Microsoft, China and Iran launch cyber attacks on presidential campaigns, Microsoft says

Hackers who work for Microsoft, China and Iran have recently stepped up their attacks in the US presidential race as Election Day looms, Microsoft says.

Microsoft’s vice president of customer security and trust Tom Burt wrote in a blog post published on Thursday that the company’s cyber security experts have seen a spike in hackers’ targeting campaigns recently.

“In recent weeks, Microsoft has detected a cyber attack targeting people and organizations involved in the upcoming presidential election,” Burt wrote.

As the company behind the Windows operating system and office program suite, Microsoft has extensive insights into the infrastructure that hackers use to launch attacks.

The presidential campaign is pushing into the final two months of the race – one in which national security officials as well as private companies are following Russia’s attempts to manipulate the 2016 election.

While hackers from all three countries have been seen targeting those tied to the campaigns of Joe Biden and President Donald Trump, Russia’s military intelligence agency, GRU, remains the biggest threat to intelligence at Mandan Solutions, a cyber security company Director of analysis John Holtquist said. .

“We are most concerned with Russian military intelligence, which we believe is the greatest threat to the democratic process,” Hultquist said in a text message.

Like the hack-leaked operation of Hillary Clinton’s 2016 presidential campaign and France’s President Emmanuel Aron’s 2017 campaign, “the GRU has carried out the most brutal and aggressive cyber attacks ever.”

Burt said that Russia had targeted more than 200 organizations, many of which were involved with US elections or European policy, including advisors to both the US chief and think tanks.

On Friday, the Russian government dismissed the allegations, with foreign ministry spokesman Maria Zakharova stating that “the Russian Federation has not interfered, is not interfering, and in any way the electoral process of the United States or any other country.” Will not interfere. “

In a separate, technical blog post, Microsoft found that Russian groups had been trying to use the old username and password combination against about 7,000 accounts in recent weeks, some of them related to the election, since August 18 until September. 3. None were successful.

A recent target was SKDKnickerbocker, a Washington law consulting company working with the Biden campaign. Reuters reported on Thursday that Microsoft recently alerted the firm to sending phishing emails to Russian intelligence firms that often want to steal login information that could provide access to private documents or systems. Microsoft declined to comment on that issue, and SKDKnickerbocker did not respond to a request for comment.

While Microsoft found no direct indication that Chinese hackers are asking for more information about the campaigns, they have “indirectly and unsuccessfully targeted to the presidential campaign through non-campaign email accounts related to those associated with the campaign.” “

Jamal Brown, Biden’s press secretary, noted in an email that Microsoft said the efforts were unsuccessful.

“We have known from the beginning of our campaign that we will be subject to such attacks and we are ready for them.”

Separately, Burt has written that “an activity group” operating from Iran had “unsuccessfully attempted to access Donald J. Trump’s accounts for administration officials and presidential campaign staff” in May and June.
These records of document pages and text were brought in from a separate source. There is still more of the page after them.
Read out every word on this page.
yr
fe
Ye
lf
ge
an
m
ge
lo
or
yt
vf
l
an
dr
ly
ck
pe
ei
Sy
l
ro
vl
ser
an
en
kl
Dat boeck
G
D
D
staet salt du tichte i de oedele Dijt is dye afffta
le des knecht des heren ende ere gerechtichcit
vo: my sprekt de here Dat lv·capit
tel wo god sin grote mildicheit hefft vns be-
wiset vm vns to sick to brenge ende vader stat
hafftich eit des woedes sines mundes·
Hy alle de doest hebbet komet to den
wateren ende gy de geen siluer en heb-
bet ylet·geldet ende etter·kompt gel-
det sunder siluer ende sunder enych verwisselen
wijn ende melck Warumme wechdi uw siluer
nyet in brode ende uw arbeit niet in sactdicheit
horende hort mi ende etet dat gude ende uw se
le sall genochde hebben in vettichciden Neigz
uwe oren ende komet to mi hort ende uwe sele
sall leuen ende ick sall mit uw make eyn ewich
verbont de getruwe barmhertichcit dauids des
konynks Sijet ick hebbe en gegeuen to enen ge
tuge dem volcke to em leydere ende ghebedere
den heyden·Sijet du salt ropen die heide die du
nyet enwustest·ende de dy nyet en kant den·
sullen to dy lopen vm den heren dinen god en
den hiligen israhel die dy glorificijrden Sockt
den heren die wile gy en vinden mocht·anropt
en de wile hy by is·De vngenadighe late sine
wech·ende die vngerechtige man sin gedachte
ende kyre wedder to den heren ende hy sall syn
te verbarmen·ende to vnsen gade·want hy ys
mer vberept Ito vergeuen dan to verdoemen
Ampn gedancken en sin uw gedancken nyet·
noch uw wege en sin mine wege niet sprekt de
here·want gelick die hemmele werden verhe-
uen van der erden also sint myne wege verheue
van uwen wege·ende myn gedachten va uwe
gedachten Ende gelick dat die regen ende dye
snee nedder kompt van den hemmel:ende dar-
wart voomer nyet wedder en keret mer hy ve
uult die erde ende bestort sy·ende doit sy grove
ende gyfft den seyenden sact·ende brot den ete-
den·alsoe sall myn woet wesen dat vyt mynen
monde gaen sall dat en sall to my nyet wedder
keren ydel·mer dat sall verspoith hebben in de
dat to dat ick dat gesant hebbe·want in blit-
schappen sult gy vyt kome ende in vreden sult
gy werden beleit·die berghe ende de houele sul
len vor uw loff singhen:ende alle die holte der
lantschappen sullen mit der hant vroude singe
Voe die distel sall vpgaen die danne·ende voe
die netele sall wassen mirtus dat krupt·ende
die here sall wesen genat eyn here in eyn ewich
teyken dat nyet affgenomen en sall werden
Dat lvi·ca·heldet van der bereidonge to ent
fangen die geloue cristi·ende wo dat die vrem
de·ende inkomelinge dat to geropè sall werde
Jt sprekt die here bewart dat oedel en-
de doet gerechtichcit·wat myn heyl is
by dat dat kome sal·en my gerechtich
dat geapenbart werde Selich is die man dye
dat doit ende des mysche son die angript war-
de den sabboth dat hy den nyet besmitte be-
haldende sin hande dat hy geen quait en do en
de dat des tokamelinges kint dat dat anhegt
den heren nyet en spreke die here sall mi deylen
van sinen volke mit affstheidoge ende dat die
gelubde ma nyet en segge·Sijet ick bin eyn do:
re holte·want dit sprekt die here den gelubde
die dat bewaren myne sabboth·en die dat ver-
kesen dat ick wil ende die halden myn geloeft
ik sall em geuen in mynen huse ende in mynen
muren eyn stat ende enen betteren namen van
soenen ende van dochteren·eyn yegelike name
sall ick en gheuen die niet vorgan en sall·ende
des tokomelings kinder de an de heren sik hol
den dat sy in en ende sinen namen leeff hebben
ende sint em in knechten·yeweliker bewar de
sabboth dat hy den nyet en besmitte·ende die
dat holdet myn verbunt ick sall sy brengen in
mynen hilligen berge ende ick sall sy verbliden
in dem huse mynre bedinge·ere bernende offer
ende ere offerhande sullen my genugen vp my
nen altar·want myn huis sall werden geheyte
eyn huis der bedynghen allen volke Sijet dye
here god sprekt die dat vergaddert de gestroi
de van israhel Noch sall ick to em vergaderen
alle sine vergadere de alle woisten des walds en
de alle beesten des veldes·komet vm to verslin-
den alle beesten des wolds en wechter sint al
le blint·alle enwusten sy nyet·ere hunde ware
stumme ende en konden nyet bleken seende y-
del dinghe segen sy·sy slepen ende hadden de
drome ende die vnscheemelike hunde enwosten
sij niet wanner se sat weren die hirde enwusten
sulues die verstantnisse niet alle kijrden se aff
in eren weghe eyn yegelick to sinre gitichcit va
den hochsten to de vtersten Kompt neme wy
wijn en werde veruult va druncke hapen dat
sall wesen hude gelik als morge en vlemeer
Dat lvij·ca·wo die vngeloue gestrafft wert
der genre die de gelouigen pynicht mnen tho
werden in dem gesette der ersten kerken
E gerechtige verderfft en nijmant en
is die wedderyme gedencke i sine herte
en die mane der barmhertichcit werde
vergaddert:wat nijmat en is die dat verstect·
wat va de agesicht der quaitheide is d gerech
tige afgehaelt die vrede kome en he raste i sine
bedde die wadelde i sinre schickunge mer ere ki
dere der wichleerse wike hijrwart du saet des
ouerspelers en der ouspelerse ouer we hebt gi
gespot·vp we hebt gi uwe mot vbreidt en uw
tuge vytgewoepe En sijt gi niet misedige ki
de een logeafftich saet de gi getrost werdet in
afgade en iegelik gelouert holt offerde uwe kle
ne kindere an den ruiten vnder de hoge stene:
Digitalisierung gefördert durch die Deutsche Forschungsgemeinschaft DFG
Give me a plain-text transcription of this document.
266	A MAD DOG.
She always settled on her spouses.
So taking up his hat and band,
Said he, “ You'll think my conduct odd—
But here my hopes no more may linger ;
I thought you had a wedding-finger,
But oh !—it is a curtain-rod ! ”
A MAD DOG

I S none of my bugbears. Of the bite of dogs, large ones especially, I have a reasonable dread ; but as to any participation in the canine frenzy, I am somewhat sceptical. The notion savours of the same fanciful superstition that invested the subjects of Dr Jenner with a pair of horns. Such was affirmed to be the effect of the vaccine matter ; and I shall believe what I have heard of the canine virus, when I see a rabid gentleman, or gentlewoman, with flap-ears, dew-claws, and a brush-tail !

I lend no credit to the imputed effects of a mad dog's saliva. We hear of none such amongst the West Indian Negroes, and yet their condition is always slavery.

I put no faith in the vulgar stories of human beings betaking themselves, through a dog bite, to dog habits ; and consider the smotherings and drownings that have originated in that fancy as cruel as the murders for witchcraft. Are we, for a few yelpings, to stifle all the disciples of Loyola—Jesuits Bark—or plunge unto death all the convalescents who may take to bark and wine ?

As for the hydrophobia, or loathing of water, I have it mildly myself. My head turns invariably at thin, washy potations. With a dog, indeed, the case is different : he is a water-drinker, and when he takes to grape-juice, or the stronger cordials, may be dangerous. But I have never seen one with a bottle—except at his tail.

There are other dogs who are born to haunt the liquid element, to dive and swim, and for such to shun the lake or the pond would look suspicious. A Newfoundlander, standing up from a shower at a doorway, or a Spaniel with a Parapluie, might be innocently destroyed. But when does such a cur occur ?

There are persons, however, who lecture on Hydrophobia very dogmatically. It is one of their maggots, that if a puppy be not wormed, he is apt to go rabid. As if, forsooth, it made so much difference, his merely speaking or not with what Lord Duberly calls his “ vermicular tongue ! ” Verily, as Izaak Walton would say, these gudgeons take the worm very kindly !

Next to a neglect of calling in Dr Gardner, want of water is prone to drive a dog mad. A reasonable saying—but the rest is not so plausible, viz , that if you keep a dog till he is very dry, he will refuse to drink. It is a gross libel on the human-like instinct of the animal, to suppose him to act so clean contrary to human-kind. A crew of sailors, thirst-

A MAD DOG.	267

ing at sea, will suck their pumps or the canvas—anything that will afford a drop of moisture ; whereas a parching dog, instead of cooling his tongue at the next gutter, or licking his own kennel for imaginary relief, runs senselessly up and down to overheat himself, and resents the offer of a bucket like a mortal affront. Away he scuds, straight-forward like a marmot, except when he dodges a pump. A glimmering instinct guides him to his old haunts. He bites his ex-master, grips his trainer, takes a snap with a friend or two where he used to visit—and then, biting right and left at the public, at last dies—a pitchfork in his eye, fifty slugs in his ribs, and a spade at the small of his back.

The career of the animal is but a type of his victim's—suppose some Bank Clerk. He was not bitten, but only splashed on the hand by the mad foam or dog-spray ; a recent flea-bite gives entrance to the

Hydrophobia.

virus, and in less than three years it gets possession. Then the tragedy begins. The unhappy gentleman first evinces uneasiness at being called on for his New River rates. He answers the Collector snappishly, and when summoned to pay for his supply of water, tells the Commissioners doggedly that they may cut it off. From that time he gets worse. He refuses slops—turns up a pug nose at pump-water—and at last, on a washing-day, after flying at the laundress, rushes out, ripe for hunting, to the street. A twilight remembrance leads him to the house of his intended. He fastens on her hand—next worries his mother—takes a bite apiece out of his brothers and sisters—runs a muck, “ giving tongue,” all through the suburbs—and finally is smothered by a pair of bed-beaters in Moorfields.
Trump campaign deputy national press secretary Thia Macdonald said in an email that “it was not surprising to see malicious activity directed at the campaign.”

“We work closely with our partners, Microsoft and others to mitigate these threats. We take cyber security very seriously and do not comment publicly on our efforts,” he said.

Since only Russia has regularly hacked campaigns for leaking content, instead of just gathering intelligence, Iran’s targeting of Trump and Chinese hackers targeting Biden does not indicate a desire to see those candidates losing Get.

In a public statement in August, the Office of the Director of National Intelligence announced that each of those countries’ influence operations indicated a preference: China and Iran primarily maligned Trump, and Russia hurt Biden. Tried to deliver.

Christopher Krebs, director of the US Cyberspace and Infrastructure Security Agency, said Burt’s announcement was a warning to the US to be vigilant.

Krebs said in a statement, “The announcement is in line with earlier statements by the intelligence community on a range of malicious cyber activities targeting the 2020 campaign and reinforces that this is a nationwide effort to protect democracy . ” “Everyone involved in the political process should be alert to these types of attacks.”